ガンビア:一時的な死刑執行停止では、不十分
PR TIMES / 2012年9月20日 15時31分
ガンビアのヤヤ・ジャメ大統領が、死刑の執行を一時的に停止した。その結果、少なくとも38人の死刑囚が執行の危機にさらされている。
すべての死刑判決を執行するとした期限が近づいた9月14日の夜、ジャメ大統領は死刑の執行停止を発表した。大統領府からの声明は、「今後のことは、暴力犯罪の発生率にかかっている。発生率が下がれば執行停止は無期限になり、上がれば執行停止は自動的に解除される」というものだった。
大統領が発表した一時的な執行停止は、まったく不十分だ。死刑囚とその家族の不安を和らげるには、死刑を法律で廃止することを視野に入れて執行を永久に停止する必要がある。
死刑囚の家族は、死刑囚に面会も連絡もできていない。
調査では犯罪を抑止する上で、死刑は他の刑罰よりも効力があるというわけではないことがわかっている。さらに、ガンビアの刑事司法制度には大きな欠陥があることは周知のことだ。公正な裁判は保障されず、またすべての人の人権が保護されてもいない。死刑囚の生命を、本人たちがどうすることもできない今後の状況変化に委ねることは、恣意的であり生きる権利の侵害である。
政府は、大統領は憲法と国内法を遵守するとしているが、今までのところ政府が自国の法律を尊重していないことをアムネスティは懸念している。
今こそ国会は、国内の死刑の適用を見直す時だ。憲法にそう規定しているし、それがすでに何年も先延ばしにされてきた。
執行を認めた内務省の声明によれば、8月に処刑された9人のうち少なくとも2人(マラング・ソンコとブバ・ヤルボエ)は、国際基準およびガンビアの憲法に違反して、控訴を認めずに執行された。憲法では、死刑判決を受けた者は全員、最高裁に至るまで上訴する権利がある。
またアムネスティは、ガンビアの司法が政治的圧力を受けていて、強要された「自白」が広く採用されていることも懸念している。死刑の適用に関する他の国際保護規定も守られていない。

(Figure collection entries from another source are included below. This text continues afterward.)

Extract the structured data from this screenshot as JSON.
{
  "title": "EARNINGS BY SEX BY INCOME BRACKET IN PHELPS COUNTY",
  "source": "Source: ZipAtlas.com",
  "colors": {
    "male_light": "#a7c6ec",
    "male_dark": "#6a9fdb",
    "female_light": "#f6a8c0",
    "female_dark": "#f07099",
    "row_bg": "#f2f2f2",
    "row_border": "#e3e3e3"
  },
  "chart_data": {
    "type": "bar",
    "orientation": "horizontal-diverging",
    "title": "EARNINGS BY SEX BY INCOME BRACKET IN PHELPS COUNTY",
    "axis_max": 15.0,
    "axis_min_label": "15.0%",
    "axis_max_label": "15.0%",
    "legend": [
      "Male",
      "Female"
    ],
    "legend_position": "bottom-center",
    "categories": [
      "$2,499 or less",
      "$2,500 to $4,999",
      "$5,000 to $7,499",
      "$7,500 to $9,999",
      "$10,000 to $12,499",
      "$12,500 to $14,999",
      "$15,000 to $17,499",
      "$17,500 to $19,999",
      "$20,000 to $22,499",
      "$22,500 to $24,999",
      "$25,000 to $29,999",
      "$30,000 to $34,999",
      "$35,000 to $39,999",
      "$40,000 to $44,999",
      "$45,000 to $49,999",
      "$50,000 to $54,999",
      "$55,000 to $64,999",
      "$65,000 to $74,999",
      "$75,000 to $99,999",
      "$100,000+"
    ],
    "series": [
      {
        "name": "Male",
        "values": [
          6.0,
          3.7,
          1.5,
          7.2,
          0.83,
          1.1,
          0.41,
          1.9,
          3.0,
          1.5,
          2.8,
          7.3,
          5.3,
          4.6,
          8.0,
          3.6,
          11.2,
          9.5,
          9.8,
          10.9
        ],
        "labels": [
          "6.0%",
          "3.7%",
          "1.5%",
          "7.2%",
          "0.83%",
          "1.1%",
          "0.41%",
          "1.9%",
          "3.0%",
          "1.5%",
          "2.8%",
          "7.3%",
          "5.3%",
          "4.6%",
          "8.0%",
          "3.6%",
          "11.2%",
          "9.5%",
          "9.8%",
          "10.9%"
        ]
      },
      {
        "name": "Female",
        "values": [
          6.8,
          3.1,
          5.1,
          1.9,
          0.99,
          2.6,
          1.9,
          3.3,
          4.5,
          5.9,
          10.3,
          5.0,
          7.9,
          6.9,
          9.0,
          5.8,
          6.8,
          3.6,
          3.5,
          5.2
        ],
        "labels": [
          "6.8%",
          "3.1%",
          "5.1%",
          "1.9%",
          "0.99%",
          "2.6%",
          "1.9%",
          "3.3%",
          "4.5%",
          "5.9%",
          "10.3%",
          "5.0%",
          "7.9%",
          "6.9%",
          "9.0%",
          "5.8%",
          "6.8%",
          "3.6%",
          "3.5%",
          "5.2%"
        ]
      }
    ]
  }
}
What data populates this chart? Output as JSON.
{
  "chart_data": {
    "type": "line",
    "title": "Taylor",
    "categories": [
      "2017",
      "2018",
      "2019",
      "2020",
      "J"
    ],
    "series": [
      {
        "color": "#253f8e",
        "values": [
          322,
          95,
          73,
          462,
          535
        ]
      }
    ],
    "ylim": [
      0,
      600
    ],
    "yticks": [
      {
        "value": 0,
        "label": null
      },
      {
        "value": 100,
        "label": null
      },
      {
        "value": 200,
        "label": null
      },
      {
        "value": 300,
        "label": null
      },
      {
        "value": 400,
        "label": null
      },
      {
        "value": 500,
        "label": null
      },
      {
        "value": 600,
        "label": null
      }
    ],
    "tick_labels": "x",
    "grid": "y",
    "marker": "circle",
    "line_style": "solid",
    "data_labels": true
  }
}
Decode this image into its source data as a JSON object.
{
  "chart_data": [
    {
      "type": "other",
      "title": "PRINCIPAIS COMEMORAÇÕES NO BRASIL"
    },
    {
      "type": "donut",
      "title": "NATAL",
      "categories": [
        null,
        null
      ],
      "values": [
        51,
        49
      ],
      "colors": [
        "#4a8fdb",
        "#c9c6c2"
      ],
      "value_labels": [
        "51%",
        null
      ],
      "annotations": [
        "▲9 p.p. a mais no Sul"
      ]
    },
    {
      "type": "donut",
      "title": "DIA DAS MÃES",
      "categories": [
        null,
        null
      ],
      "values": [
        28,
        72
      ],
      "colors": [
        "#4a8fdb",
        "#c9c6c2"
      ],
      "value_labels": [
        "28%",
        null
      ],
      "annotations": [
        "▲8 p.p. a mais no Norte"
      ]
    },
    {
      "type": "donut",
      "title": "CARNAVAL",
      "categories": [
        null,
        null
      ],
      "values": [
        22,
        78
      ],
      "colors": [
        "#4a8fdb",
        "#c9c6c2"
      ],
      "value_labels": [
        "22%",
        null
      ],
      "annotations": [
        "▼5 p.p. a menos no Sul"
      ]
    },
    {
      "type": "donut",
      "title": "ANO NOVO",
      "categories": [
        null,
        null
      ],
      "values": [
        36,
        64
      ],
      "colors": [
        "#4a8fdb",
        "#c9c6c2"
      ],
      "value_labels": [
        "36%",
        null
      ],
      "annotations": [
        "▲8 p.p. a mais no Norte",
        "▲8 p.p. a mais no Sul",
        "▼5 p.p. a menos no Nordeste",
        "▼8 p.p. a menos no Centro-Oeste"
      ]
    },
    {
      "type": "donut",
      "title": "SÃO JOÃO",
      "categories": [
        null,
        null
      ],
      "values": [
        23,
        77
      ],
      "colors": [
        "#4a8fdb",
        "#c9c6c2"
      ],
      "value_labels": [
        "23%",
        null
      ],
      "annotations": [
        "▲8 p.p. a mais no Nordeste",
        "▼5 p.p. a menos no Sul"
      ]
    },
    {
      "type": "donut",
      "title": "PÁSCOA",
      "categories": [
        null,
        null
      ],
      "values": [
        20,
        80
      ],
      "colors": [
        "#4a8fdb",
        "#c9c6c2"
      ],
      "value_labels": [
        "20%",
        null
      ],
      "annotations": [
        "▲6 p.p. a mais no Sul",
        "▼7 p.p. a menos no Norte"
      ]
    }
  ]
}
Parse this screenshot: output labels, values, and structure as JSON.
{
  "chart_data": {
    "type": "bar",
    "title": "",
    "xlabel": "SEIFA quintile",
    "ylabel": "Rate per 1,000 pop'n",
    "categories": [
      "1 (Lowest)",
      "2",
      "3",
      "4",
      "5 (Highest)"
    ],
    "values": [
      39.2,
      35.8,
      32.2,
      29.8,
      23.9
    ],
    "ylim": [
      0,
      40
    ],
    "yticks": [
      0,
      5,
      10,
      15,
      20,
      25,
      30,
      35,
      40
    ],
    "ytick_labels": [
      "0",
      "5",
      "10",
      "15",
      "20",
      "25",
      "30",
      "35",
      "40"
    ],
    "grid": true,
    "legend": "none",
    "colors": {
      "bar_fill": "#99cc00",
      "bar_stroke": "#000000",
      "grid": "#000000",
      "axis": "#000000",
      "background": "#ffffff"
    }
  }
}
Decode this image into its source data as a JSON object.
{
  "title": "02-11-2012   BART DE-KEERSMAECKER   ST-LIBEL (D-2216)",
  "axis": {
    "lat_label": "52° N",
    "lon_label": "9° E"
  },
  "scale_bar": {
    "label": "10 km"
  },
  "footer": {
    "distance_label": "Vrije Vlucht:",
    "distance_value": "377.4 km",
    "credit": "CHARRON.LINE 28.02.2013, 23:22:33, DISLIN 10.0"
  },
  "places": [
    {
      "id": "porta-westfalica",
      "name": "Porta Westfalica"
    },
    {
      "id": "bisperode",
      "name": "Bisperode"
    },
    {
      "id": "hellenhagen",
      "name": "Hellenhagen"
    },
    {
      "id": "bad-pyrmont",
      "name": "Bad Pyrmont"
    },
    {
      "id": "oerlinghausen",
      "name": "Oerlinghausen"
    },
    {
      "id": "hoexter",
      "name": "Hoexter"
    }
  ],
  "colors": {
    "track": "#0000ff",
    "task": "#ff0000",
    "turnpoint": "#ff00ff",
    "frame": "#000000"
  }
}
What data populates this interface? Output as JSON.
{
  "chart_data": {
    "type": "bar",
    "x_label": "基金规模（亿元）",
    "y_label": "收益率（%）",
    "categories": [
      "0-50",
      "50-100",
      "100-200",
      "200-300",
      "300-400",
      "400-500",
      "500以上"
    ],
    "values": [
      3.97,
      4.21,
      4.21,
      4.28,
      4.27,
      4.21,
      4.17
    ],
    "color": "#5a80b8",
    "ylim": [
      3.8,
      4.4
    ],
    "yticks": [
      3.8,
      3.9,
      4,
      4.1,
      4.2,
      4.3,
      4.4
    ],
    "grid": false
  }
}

アムネスティは、だれが執行され、だれがまだ死刑囚として残っているか、情報を確認する努力を続けている。国内には恐怖感が漂っているため、弁護士など法律家の協力を得ることは極めて困難だ。
ガンビアの刑事司法制度は重大な欠陥があり、不明確でわかりにくい。したがって、死刑囚の弁護士や家族でさえ、個々のケースの法手続きがどこまで進んでいるのかわからない。
アムネスティは、死刑に依存せずに、すべての死刑ケースについて透明性のある見直しをするよう求める。
8月処刑された女性1人男性8人の遺族は、まだ遺体を受けとれず埋葬できていない。遺体がどこにあるかも知らされていない。
執行から3週間が経過しているのに、遺族は区切りをつけられない。国は遺族をさらに苦しめている。残酷で非人道的このうえない。
アムネスティはとりわけ、「人および人民の権利に関するアフリカ委員会」の声明を歓迎し、ガンビア政府がこれ以上死刑を執行しないように、国内・国際機関に要請する。先月の死刑執行は、アフリカの、そして世界の死刑廃止の流れに逆行するものである。
■背景
ガンビア政府によれば、1985年以降、先月まで死刑の執行はなかった。アムネスティの資料では、最後の死刑執行は1981年で、ガンビアは事実上の死刑廃止国と考えられていた。
ジャメ大統領は8月、演説の中で「9月半ばまでに、すべての死刑を判決通りに執行する」と発表した。
8月23日の夜、首都バンジュール近郊のマイル2刑務所から男性8人と女性1人が連れ出され、その直後に銃殺刑に処せられた。
この死刑執行は、死刑囚、家族、弁護士への事前通告なく行われた。国際社会からの強い圧力を受け、政府は8月27日の内務省発表で執行の事実を認めた。